La OPEP recorta con fuerza su previsión de demanda de petróleo por el coronavirus

13/02/2020 EL PAÍS

Era solo cuestión de tiempo. La Organización de Países Exportadores de Petróleo (OPEP) ha confirmado este miércoles un secreto a voces y que los mercados llevan semanas anticipando: que la demanda global de petróleo ya está sufriendo el golpe del coronavirus, en buena medida por las cancelaciones de vuelos. El cartel ha reducido el incremento previsto del consumo global de crudo para el conjunto del año en 230.000 barriles diarios, dejando el aumento final en menos de un millón de barriles por día: una merma de casi la quinta parte de lo esperado hasta ahora.

El efecto de la epidemia detectada en China, que ya se ha propagado a otros países y que arroja una cifra de fallecidos superior al millar, será especialmente significativo en la primera mitad de 2020, aunque la OPEP no descarta que pueda extenderse más allá de ese periodo. En los tres primeros meses del año, la merma en el crecimiento previsto de la demanda será de 440.000 barriles diarios, aproximadamente la tercera parte del aumento proyectado hasta ahora, según las cifras publicadas en el último boletín mensual del ente. El aumento de la incertidumbre sobre el impacto real del virus sobre el crecimiento mundial llevó el lunes al barril de crudo Brent (el de referencia en Europa) a su nivel más bajo en un año. Con todo, en las dos últimas jornadas el precio del crudo se ha recuperado levemente hasta el entorno de los 55 dólares por barril. Cuestión de expectativas.

La organización con sede en Viena no se anda con rodeos a la hora de repartir responsabilidades por el recorte en la demanda prevista para 2020. “La principal razón tras esta revisión es el brote de coronavirus y su esperado impacto en la demanda de petróleo de China y, por extensión, del mundo”, apuntan los técnicos de la OPEP. La secuencia es, grosso modo, la que sigue: el coronavirus afecta a la demanda agregada y, sobre todo, al transporte, y ambos factores presionan a la baja la demanda de energía a China. Y, dado que el peso del gigante asiático se ha multiplicado en las últimas décadas —hasta rivalizar con Estados Unidos por la etiqueta de primera potencia mundial—, la incidencia de sus altibajos se magnifica. “En los últimos años, el combustible para transporte, y especialmente el de aviación, ha sido un factor importante para el crecimiento de la demanda china. [Y] el reciente brote de coronavirus afectará inevitablemente a la demanda de petróleo, particularmente en la primera mitad de 2020”, apunta la OPEP. “Es probable que el virus también tenga un impacto significativo sobre el sector industrial (…) y el desarrollo de los acontecimientos en China requiere una monitorización constante para calibrar sus implicaciones”. Una mínima buena noticia, aunque transitoria, en la lucha contra la emergencia climática.

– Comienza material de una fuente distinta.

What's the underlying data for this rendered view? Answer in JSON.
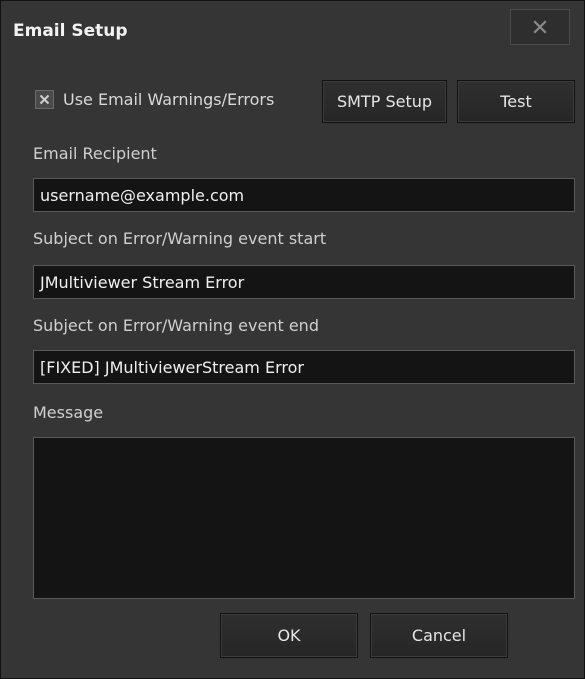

China explica la mayor parte de la caída en la demanda mundial prevista para el primer semestre: el segundo máximo consumidor global —solo por detrás de EE UU— reducirá su consumo en 200.000 barriles por día y cerrará 2020 quemando más de un 1,7% más crudo que un año antes, un punto porcentual menos de aumento respecto a un 2019 marcado por la guerra comercial. Los países industrializados de Europa, por su parte, reducirán levemente (un 0,33% su demanda de crudo), una pauta que poco tiene que ver con el coronavirus de Wuhan y sí mucho con las políticas de sustitución de combustibles fósiles por energías renovables. El contrapunto lo pone América Latina, donde la demanda de crudo escapará del estancamiento de sus principales economías, con una subida del 1,75%, y ayudando al consumo mundial de crudo a superar los 100 millones de barriles diarios en 2020, un 1% más que en el año recién terminado.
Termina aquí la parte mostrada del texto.